I didn’t cut myself off entirely. I still listen to Five Live around the house, and PM kept me interested for a few months afterwards, but as I fell under the sway of various podcasts, so these came to replace my listening on the way to and from work.

And then I stopped commuting to the news completely, as a deliberate decision. How would it be, I asked myself, if I just decided NOT to engage with these irritating people? These horrible, intractable situations? With the uncontrollable outside world?

It turned out it was fine. I feel guilty for being out of touch, although I’m not sure I am terribly. As with Twitter, I felt a brief concern that I was retreating from our shared reality. And then I got over it and started feeling comfortable in some different realities. I’m still not sure it’s the right thing to do in absolute terms, but it feels like absolutely the right thing for me to do right now and ultimately I have to go with that.

Ultimate

I’ve been an ultimate frisbee player for 20 years now. I started late, which means I’m now hanging on really, really late. Sooner, not later, it will be time to call it a day, and I’ve started thinking about it almost exclusively in those terms. A couple of years ago I wrote about how it feels to know that something, perhaps the only thing, you’ve ever been really good at is coming to an end. I don’t necessarily feel so dramatically about it now, but I sure do wonder whether any other pastime will ever get that time, energy and dedication from me.

Cycling

I have cycled a lot in the past few years and got a great deal from it. I love it, but I don’t do it any more. There are good reasons for this, and it’s not a conscious move away from something, but perhaps mentionable as another thing I thought I couldn’t live without that I’m living without.

Social contact

Now, this sound both dramatic and self-pitying, but over the last ten years I have basically moved from having constant contact with a network of family and friends all within a few miles to having no-one at all, except my wife. The relocation was quite deliberate (it’s a tricky thing to pull off by accident) but the isolation was an unwelcome side-effect. I still feel it, quite intensely at times.

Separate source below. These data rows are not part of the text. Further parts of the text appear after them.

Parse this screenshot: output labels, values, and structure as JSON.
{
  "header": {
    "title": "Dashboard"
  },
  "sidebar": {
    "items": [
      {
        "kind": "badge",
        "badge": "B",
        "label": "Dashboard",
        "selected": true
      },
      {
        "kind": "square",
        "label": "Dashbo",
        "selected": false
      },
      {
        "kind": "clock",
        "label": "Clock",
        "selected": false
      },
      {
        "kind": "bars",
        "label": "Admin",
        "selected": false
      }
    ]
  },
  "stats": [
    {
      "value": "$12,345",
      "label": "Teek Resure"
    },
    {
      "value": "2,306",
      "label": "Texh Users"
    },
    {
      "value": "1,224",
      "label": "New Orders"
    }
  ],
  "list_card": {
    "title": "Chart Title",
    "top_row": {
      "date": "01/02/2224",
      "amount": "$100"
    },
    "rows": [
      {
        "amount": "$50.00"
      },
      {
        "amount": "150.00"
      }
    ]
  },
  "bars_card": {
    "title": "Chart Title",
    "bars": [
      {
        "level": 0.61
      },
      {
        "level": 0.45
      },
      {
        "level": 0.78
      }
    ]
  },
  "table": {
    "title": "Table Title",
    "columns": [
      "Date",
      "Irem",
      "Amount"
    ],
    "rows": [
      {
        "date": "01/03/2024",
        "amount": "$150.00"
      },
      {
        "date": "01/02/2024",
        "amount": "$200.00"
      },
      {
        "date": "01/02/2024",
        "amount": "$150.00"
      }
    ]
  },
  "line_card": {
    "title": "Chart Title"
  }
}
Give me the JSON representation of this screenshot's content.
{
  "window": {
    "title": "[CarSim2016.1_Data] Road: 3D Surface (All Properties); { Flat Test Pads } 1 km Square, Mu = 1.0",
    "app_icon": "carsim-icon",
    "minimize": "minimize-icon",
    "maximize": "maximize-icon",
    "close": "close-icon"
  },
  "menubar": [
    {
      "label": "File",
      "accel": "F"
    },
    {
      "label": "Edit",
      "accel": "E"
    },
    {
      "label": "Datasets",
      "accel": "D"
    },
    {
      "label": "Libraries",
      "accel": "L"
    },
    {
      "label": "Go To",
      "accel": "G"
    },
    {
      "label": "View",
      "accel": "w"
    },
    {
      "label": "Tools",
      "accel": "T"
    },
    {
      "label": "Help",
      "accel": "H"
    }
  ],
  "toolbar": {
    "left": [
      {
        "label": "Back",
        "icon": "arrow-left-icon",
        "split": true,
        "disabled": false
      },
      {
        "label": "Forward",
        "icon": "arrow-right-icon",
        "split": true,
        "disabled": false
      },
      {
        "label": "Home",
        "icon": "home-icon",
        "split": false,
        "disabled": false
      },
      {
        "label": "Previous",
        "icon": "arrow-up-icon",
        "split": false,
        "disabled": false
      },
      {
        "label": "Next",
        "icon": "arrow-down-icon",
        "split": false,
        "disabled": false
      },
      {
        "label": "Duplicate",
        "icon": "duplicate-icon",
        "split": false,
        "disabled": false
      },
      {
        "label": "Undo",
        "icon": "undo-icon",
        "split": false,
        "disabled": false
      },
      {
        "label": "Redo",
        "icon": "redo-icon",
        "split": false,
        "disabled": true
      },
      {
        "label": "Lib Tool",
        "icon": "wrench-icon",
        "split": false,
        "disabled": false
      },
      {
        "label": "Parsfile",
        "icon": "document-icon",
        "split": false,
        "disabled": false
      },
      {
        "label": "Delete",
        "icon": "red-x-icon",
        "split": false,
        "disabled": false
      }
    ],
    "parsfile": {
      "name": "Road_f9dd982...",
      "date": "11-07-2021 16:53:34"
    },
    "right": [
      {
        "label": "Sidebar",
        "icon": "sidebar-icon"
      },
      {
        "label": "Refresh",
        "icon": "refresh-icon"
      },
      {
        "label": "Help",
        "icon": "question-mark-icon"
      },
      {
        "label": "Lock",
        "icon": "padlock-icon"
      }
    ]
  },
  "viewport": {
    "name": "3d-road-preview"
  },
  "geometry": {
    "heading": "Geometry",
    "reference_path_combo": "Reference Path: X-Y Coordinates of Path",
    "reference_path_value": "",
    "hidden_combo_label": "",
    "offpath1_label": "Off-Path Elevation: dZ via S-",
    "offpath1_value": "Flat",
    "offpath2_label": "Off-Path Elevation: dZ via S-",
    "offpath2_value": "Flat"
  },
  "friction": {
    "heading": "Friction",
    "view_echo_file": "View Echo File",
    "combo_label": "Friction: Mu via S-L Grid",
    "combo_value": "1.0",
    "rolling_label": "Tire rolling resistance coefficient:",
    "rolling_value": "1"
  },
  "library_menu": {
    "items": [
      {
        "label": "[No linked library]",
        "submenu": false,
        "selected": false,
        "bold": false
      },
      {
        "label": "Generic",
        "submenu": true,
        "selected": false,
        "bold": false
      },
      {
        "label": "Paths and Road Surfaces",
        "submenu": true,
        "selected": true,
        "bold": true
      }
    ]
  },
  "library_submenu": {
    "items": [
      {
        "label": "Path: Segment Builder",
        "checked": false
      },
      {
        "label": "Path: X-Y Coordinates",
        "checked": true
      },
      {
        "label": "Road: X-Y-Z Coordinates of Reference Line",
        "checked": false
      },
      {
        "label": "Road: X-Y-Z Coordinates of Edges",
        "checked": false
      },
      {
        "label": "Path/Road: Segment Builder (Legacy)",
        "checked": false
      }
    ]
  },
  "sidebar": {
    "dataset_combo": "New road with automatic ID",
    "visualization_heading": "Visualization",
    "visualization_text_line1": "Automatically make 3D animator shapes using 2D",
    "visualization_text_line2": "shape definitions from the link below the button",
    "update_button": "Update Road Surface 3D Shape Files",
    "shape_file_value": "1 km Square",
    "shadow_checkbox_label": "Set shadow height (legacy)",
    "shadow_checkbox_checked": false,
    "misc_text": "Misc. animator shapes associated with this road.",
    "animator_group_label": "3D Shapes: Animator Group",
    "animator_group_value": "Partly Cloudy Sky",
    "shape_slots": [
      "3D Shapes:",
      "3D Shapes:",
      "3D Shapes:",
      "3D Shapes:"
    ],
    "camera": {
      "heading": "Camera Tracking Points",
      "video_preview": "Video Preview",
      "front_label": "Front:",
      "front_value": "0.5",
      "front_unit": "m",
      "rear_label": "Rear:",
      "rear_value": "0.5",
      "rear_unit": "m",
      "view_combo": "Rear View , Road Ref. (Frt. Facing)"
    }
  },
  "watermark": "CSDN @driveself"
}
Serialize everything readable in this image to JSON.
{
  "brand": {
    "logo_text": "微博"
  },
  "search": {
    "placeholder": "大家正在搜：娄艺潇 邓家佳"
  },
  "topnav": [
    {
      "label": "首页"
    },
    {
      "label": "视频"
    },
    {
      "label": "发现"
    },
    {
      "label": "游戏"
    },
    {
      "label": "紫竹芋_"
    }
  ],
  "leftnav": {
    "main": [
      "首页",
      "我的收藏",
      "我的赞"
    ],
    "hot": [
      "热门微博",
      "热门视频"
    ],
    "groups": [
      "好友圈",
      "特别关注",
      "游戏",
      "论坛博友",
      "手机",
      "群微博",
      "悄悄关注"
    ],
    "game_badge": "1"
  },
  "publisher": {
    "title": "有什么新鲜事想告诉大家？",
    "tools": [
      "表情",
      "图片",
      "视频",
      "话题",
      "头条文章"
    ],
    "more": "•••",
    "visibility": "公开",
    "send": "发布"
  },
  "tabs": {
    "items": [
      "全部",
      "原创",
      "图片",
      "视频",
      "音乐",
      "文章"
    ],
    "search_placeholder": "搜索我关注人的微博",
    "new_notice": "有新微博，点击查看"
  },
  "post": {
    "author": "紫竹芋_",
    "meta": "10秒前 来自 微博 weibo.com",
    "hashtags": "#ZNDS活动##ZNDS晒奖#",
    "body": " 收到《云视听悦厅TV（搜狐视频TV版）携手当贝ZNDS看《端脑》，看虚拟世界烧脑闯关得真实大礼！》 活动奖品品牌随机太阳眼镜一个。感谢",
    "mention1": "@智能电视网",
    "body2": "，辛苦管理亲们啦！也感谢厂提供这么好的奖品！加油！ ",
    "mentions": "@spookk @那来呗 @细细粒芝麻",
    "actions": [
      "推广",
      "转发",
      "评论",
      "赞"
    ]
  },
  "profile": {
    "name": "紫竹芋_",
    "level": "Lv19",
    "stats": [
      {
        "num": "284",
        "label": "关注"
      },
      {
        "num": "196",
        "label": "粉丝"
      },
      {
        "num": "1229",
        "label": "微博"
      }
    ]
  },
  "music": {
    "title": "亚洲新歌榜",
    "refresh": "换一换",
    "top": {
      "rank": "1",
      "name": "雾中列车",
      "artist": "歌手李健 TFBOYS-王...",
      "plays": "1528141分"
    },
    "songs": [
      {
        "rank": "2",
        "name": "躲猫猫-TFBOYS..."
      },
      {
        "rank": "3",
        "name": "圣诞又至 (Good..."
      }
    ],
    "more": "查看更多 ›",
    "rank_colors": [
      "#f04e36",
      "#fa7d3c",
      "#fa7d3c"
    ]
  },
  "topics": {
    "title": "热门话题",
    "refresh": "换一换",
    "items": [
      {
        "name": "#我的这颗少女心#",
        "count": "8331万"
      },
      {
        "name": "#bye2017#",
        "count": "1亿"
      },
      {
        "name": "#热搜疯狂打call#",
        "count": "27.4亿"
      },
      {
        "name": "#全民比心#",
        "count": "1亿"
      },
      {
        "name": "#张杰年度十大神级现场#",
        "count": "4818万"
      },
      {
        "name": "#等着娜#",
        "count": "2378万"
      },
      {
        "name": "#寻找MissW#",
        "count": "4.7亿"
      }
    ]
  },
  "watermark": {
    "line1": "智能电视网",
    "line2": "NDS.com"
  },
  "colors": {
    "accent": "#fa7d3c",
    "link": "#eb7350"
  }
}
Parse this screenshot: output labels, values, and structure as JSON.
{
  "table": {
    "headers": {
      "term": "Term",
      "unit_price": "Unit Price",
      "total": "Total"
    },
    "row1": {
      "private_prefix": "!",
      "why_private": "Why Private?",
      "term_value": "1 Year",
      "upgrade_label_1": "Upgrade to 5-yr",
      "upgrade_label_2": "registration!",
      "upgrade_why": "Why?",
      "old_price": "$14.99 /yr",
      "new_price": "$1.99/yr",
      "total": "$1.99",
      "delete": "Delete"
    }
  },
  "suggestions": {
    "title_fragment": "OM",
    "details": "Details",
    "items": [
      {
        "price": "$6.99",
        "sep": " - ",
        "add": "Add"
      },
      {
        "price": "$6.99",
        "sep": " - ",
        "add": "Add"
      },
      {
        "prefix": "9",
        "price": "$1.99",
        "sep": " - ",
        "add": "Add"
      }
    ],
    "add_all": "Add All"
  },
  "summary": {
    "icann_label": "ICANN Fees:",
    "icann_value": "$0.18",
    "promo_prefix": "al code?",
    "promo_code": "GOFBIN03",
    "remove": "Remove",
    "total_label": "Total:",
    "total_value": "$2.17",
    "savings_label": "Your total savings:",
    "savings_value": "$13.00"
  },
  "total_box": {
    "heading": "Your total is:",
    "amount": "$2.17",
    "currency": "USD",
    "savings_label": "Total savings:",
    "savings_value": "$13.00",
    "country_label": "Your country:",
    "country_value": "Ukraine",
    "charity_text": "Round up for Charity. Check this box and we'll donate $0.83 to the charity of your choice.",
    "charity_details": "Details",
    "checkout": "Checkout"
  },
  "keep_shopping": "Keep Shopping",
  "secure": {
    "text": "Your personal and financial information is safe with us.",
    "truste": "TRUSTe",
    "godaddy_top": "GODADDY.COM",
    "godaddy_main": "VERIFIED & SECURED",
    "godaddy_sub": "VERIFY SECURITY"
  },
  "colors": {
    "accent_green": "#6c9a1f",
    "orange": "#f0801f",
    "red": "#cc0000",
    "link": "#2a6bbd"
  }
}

I know lovely people where we live, and spending time with them is great, but we have some way to go. I want this to be different, but there are no easy fixes. In the meantime I could draw a 60 mile radius around my house and it would only contain one person I can call a genuine old friend.

Playing Ultimate gave me semi-regular contact with a big share of my best friends, but that’s going soon. Social media isn’t the same, and even that seems to be going too.

I’m not sure what’s happening. Maybe nothing, maybe something.